Months before announcing a major package on housing in March, ministers were warned the measures could end up hurting low-income renters. Photo / Mark Mitchell
No one can fault the intent of the Government to try to act to address housing affordability, but almost every step it takes is simply moving the problem elsewhere.
The advice of the Ministry of Housing and Urban Development (HUD) released on Thursday - which clearly spelledout the risk that changes to the tax treatment of residential property would hit renters who have little prospect of buying a house - is but the latest example.
While house prices have been increasingly out of reach for many Kiwis for years, the early spending response to Covid-19 did help protect the economy, but it also had an immediate impact on real estate.
The Government pumped billions of dollars into the economy by way of wage subsidies, while the Reserve Bank took unprecedented steps to lower interest rates in a bid to shore up confidence.
While the Treasury did not quite see it coming (predicting right up the election that house prices would fall), stabilising asset prices was not a quirk of the system. It was a function of the design.
Not only did policymakers want to give investors the confidence to invest, wealthier New Zealanders faced near-zero returns in their savings. It should not have been a surprise that they looked to invest in what many of them knew: real estate.
The Reserve Bank governor faced criticism when he said that rising house prices were a "first-class problem", but what he meant was quite understandable. The problem was that the response to the problem was arguably too successful.
While the Minister of Finance announced shortly after the election that it was taking steps to address the housing market, the only measure before Christmas was a terse exchange of letters between his office and the Reserve Bank.
Eventually in March, a quartet of ministers announced plans including a key change in tax policy (removing the interest deductibility on investor loans) and a doubling of the bright-line test to 10 years (a move which can mean investors have very strong financial incentive to continue to own homes they no longer want).
At the time, ministers played down the risk the measures may increase rents, but officials had warned in clear and explicit terms of the risk: it would harm renters, "particularly those on lower incomes".
While the measures proposed might reduce property prices and help first-time buyers, HUD officials warned they did nothing to increase the supply of housing.
The group that could be harmed by the changes was likely to be much bigger than the group that would be helped.
A "generous estimate" was that 25 per cent of renters could afford mortgage repayments, HUD said, and many of that group may not be able to afford a deposit. The number able to afford a home was unlikely to change much even if house prices fell 10-20 per cent.
The added costs for landlords would have consequences. "We expect most landlords may consider increasing rents," the advice says. It also warned that as borders opened, investors may move back to short-term accommodation.
Other investors would sell, and where sales went to owner-occupiers, renters would be displaced.
Even here the distribution would hit the poorer renters.
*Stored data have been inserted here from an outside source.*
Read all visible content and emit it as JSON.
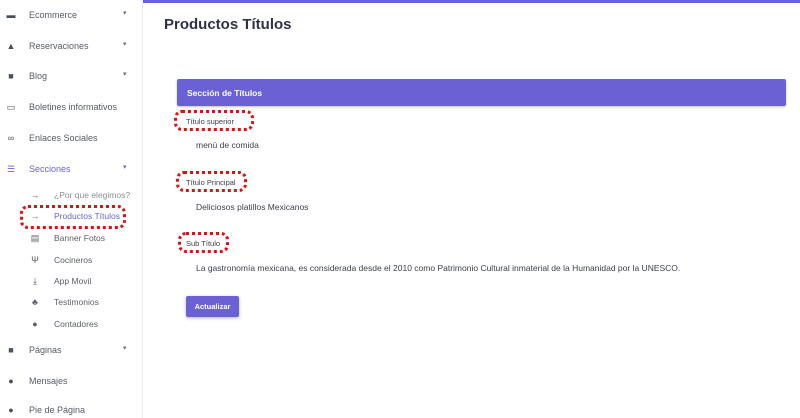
{
  "sidebar": {
    "items": [
      {
        "label": "Ecommerce",
        "icon": "store-icon",
        "glyph": "▬",
        "has_chevron": true
      },
      {
        "label": "Reservaciones",
        "icon": "bell-icon",
        "glyph": "▲",
        "has_chevron": true
      },
      {
        "label": "Blog",
        "icon": "blog-icon",
        "glyph": "■",
        "has_chevron": true
      },
      {
        "label": "Boletines informativos",
        "icon": "newsletter-icon",
        "glyph": "▭",
        "has_chevron": false
      },
      {
        "label": "Enlaces Sociales",
        "icon": "link-icon",
        "glyph": "∞",
        "has_chevron": false
      },
      {
        "label": "Secciones",
        "icon": "bars-icon",
        "glyph": "☰",
        "has_chevron": true,
        "active": true
      },
      {
        "label": "Páginas",
        "icon": "file-icon",
        "glyph": "■",
        "has_chevron": true
      },
      {
        "label": "Mensajes",
        "icon": "chat-icon",
        "glyph": "●",
        "has_chevron": false
      },
      {
        "label": "Pie de Página",
        "icon": "info-icon",
        "glyph": "●",
        "has_chevron": false
      }
    ],
    "chevron_glyph": "▾",
    "sub_items": [
      {
        "label": "¿Por que elegimos?",
        "icon": "arrow-right-icon",
        "glyph": "→"
      },
      {
        "label": "Productos Títulos",
        "icon": "arrow-right-icon",
        "glyph": "→",
        "active": true
      },
      {
        "label": "Banner Fotos",
        "icon": "images-icon",
        "glyph": "▤"
      },
      {
        "label": "Cocineros",
        "icon": "utensils-icon",
        "glyph": "Ψ"
      },
      {
        "label": "App Movil",
        "icon": "download-icon",
        "glyph": "⤓"
      },
      {
        "label": "Testimonios",
        "icon": "users-icon",
        "glyph": "♣"
      },
      {
        "label": "Contadores",
        "icon": "comments-icon",
        "glyph": "●"
      }
    ]
  },
  "main": {
    "title": "Productos Títulos",
    "card_title": "Sección de Títulos",
    "fields": [
      {
        "label": "Título superior",
        "value": "menú de comida"
      },
      {
        "label": "Título Principal",
        "value": "Deliciosos platillos Mexicanos"
      },
      {
        "label": "Sub Título",
        "value": "La gastronomía mexicana, es considerada desde el 2010 como Patrimonio Cultural inmaterial de la Humanidad por la UNESCO."
      }
    ],
    "submit_label": "Actualizar"
  },
  "colors": {
    "accent": "#6a62d4",
    "highlight": "#e01010",
    "text": "#3c3f4c"
  }
}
Because first-home buyers tended to buy the cheapest houses, the move "may further reduce rental stock at the lower end of the market".
Thursday's release also reveals that Treasury is preparing advice on rental controls, something the Government has pointedly refused to rule out.
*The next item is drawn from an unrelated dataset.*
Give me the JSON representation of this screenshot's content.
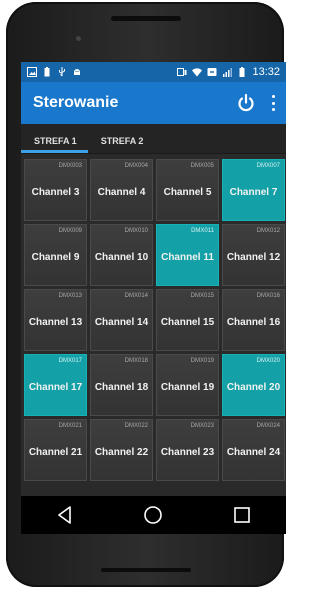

Officials warned that not only would landlords probably try to get ahead of controls by preemptively raising rents, the international experience was that landlords would look for other ways to increase rents and if not, the issue simply stored the problem for later.
"Once in place, rent controls are difficult to remove as the removal leads to a price correction, which is greater the longer controls are in place."
To give credit to the Government, March's package did promise more funding for Kāinga Ora and funding to try to boost development, and elsewhere there are promises to reform the Resource Management Act.
But these are measures that will take far longer to have an impact, if in fact they are delivered.
For the measures that the Government is able to impact now, it appears to be playing whack-a-mole, one where fixing a problem simply creates another problem elsewhere, shifting the pain on to those who can least afford it.